My mum and step-dad are divorcing at 60. They've been married for 23 years and had their ups and downs due to my step-dads drinking which has got progressively worse over the years (reason for my mum filing for divorce). Both were previously divorced and my mum had a house on her name before she got married to which my step-dad moved into (he had nothing other than £5,000 in cash). She remortgaged her house to buy our new family home. Any money that came from her house was put into the new home, my mum paid for all home renovations/ expenses/bills and shopping minus the mortgage. When she sold her home she put that money into the family home, our education, our weddings and holidays.

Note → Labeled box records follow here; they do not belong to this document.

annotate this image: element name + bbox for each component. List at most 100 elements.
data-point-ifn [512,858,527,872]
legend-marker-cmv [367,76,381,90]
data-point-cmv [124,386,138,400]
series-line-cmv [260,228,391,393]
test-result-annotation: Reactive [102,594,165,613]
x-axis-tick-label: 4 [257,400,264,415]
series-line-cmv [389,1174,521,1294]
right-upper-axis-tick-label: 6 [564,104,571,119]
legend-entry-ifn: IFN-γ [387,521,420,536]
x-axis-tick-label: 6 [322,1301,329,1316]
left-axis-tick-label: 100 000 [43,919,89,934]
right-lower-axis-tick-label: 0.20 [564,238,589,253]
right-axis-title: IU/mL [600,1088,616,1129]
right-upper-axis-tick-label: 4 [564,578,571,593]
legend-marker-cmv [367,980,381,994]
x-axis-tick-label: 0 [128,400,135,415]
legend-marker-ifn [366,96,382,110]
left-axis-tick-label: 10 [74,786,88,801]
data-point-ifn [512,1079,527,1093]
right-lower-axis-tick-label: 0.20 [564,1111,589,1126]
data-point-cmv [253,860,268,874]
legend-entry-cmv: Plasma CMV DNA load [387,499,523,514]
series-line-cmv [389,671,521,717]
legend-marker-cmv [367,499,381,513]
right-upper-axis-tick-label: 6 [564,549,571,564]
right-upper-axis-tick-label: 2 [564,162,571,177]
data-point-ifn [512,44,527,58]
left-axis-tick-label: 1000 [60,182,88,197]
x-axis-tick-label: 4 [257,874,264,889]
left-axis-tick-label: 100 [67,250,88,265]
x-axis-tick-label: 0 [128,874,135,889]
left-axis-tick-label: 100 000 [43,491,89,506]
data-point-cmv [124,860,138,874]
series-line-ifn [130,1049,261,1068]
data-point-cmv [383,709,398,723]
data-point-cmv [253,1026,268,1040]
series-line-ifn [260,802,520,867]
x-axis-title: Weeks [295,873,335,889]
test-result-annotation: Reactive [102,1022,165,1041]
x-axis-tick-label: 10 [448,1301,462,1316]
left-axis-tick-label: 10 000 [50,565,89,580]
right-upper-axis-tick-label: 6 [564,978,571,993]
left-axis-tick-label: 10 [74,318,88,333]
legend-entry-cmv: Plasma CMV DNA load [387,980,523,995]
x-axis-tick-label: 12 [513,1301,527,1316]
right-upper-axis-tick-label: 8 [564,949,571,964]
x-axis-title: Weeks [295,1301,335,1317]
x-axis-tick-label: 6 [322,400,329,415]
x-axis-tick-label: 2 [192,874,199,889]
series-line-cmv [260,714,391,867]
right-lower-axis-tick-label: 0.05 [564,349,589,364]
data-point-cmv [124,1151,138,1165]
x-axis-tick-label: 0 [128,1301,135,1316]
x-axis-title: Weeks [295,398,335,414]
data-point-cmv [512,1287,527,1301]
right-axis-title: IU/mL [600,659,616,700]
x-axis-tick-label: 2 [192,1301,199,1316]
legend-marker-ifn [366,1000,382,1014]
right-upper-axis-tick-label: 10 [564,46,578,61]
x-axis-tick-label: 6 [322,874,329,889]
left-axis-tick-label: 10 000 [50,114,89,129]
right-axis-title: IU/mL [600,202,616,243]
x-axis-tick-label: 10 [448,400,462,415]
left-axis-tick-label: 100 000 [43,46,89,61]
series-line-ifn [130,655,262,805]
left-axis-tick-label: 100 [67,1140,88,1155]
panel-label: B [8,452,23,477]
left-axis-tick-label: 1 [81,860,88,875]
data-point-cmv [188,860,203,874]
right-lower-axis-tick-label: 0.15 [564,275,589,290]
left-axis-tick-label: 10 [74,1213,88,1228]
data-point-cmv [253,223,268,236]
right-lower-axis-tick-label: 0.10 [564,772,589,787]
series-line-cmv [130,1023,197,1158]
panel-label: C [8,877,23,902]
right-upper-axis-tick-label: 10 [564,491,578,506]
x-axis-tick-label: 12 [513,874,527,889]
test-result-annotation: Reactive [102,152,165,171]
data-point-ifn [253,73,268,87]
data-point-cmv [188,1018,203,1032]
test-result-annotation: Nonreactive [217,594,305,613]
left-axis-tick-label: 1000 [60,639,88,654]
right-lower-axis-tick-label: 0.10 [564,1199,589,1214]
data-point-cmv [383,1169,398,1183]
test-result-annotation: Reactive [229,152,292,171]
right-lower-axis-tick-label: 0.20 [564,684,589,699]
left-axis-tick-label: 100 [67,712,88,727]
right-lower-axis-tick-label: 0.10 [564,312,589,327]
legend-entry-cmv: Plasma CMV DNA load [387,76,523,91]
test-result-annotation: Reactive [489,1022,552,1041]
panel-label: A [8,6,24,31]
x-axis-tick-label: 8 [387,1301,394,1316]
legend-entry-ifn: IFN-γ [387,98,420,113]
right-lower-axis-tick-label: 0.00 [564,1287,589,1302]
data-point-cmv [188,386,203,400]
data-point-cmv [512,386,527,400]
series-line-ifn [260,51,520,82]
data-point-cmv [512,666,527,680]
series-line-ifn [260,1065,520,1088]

My mum wants nothing from my step-dad other than a 60/40 split after they sell the house to which my dad isn't agreeing. My mum thinks she deserves more out of the house as she put money from her home into their joint home, other than mortgage and a few holidays he has contributed nothing over the last 23 years - they both have worked all their lives. He has a really good pension pot, land and a few properties in his native country, his mum has just passed away too and we know she is leaving him an inheritance all of which my mum has not benefited from. My mum has an ok pension, some savings and some gold.
My dad is now refusing to sign the divorce papers unless my mum signs papers stating she is happy with a 55/45 split (in her favour) but also confirming she wont take him to court or fight for anything else. My mum doesn't want to go to court at all but she does feel like she is being used and hard done by and the change in my dads behaviour (panic but with a little arrogance) is making her question everything. I am biased because she's my mum but she is a moral person, in her first divorce with 2 kids, she paid my paternal dad out, fought for full custody and refused child support. She doesn't want anything of his other than her share of the house.
She's considering financial mediation upon the suggestion from her solicitor (to which we think he won't go a long with) but we're not sure what to do. He is convinced that if she takes him to court its 50/50. Anyone else been through a similar experience? What are the chances of this going in her favour? Is she going to fight a losing battle?